La Pulperie présente du théâtre d'été pour une cinquième année. L'auteur et metteur en scène Jimmy Doucet récidive pour une quatrième fois en y proposant une de ses créations.
Au cours de la saison estivale, c'est l'histoire d'un canapé que le public est invité à découvrir.
Un homme et son divan. On pourrait ainsi résumer l'essence de la pièce présentée.
Le Raoul de la production n'est pas obsédé par l'argent, mais bien par son fameux meuble.
Effectivement, Le divan, c'est d'abord l'histoire d'un homme qui développe une relation obsessionnelle avec son sofa.
Une faillite personnelle le lui fait perdre. Mais Raoul est prêt à tout pour se l'approprier à nouveau.
Le personnage apparaît dans chaque tableau.

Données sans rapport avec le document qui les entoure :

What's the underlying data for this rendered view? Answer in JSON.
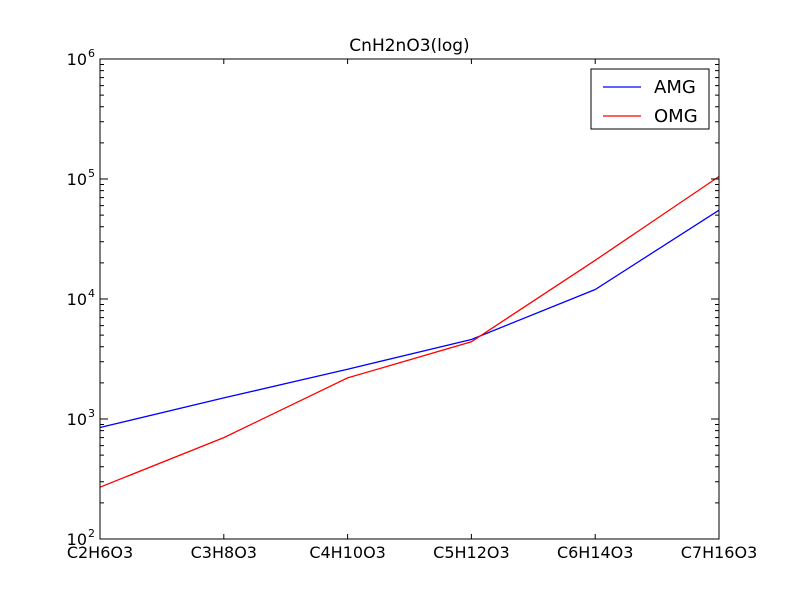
{
  "chart_data": {
    "type": "line",
    "title": "CnH2nO3(log)",
    "xlabel": "",
    "ylabel": "",
    "categories": [
      "C2H6O3",
      "C3H8O3",
      "C4H10O3",
      "C5H12O3",
      "C6H14O3",
      "C7H16O3"
    ],
    "yscale": "log",
    "ylim": [
      100,
      1000000
    ],
    "y_ticks": [
      {
        "value": 100,
        "base": "10",
        "exp": "2"
      },
      {
        "value": 1000,
        "base": "10",
        "exp": "3"
      },
      {
        "value": 10000,
        "base": "10",
        "exp": "4"
      },
      {
        "value": 100000,
        "base": "10",
        "exp": "5"
      },
      {
        "value": 1000000,
        "base": "10",
        "exp": "6"
      }
    ],
    "grid": false,
    "legend_position": "top-right",
    "series": [
      {
        "name": "AMG",
        "color": "#0000ff",
        "values": [
          850,
          1500,
          2600,
          4600,
          12000,
          55000
        ]
      },
      {
        "name": "OMG",
        "color": "#ff0000",
        "values": [
          270,
          700,
          2200,
          4400,
          21000,
          105000
        ]
      }
    ]
  }
}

Usant chaque fois de stratégies nouvelles pour parvenir à ses fins.
De son côté, le divan est loin d'être ordinaire.
Il est doté d'une âme qui aimerait bien se voir accorder le droit de se réincarner dans un humain.
Pour ce faire, le public est invité à revivre les événements qui ont marqué son histoire, de 1965 à aujourd'hui. Afin de vérifier si le canapé maintenant mort aura droit à une nouvelle vie.
Le divan est au coeur de l'histoire. Dès l'ouverture des rideaux, il occupe le centre de la scène. Il en est ainsi tout au long de la représentation. De l'époque «peace and love» aux années 80, il demeure intact. Beige tacheté de brun.
Par moment, il semble pourtant devenir un simple prétexte à une série d'histoires hétéroclites.
La pièce consiste en une succession de tableaux légers, liés entre eux par le meuble en question.
Au cours de sa vie, le divan s'est retrouvé au coeur d'une pièce sur la pollution, a servi dans un roman-savon, puis dans un vidéoclip.
C'est à des extraits de tous ces moments qu'assiste le public.
Les cinq comédiens incarnent à eux seuls une kyrielle de personnages, plus loufoques les uns que les autres.
Ensemble, ils racontent les années qui ont passé.
Parce que si les divans pouvaient parler, ils auraient certainement des dizaines d'histoires à raconter.
La pièce Le divan est présentée les mardis et mercredis jusqu'au 22 août, à 20h30.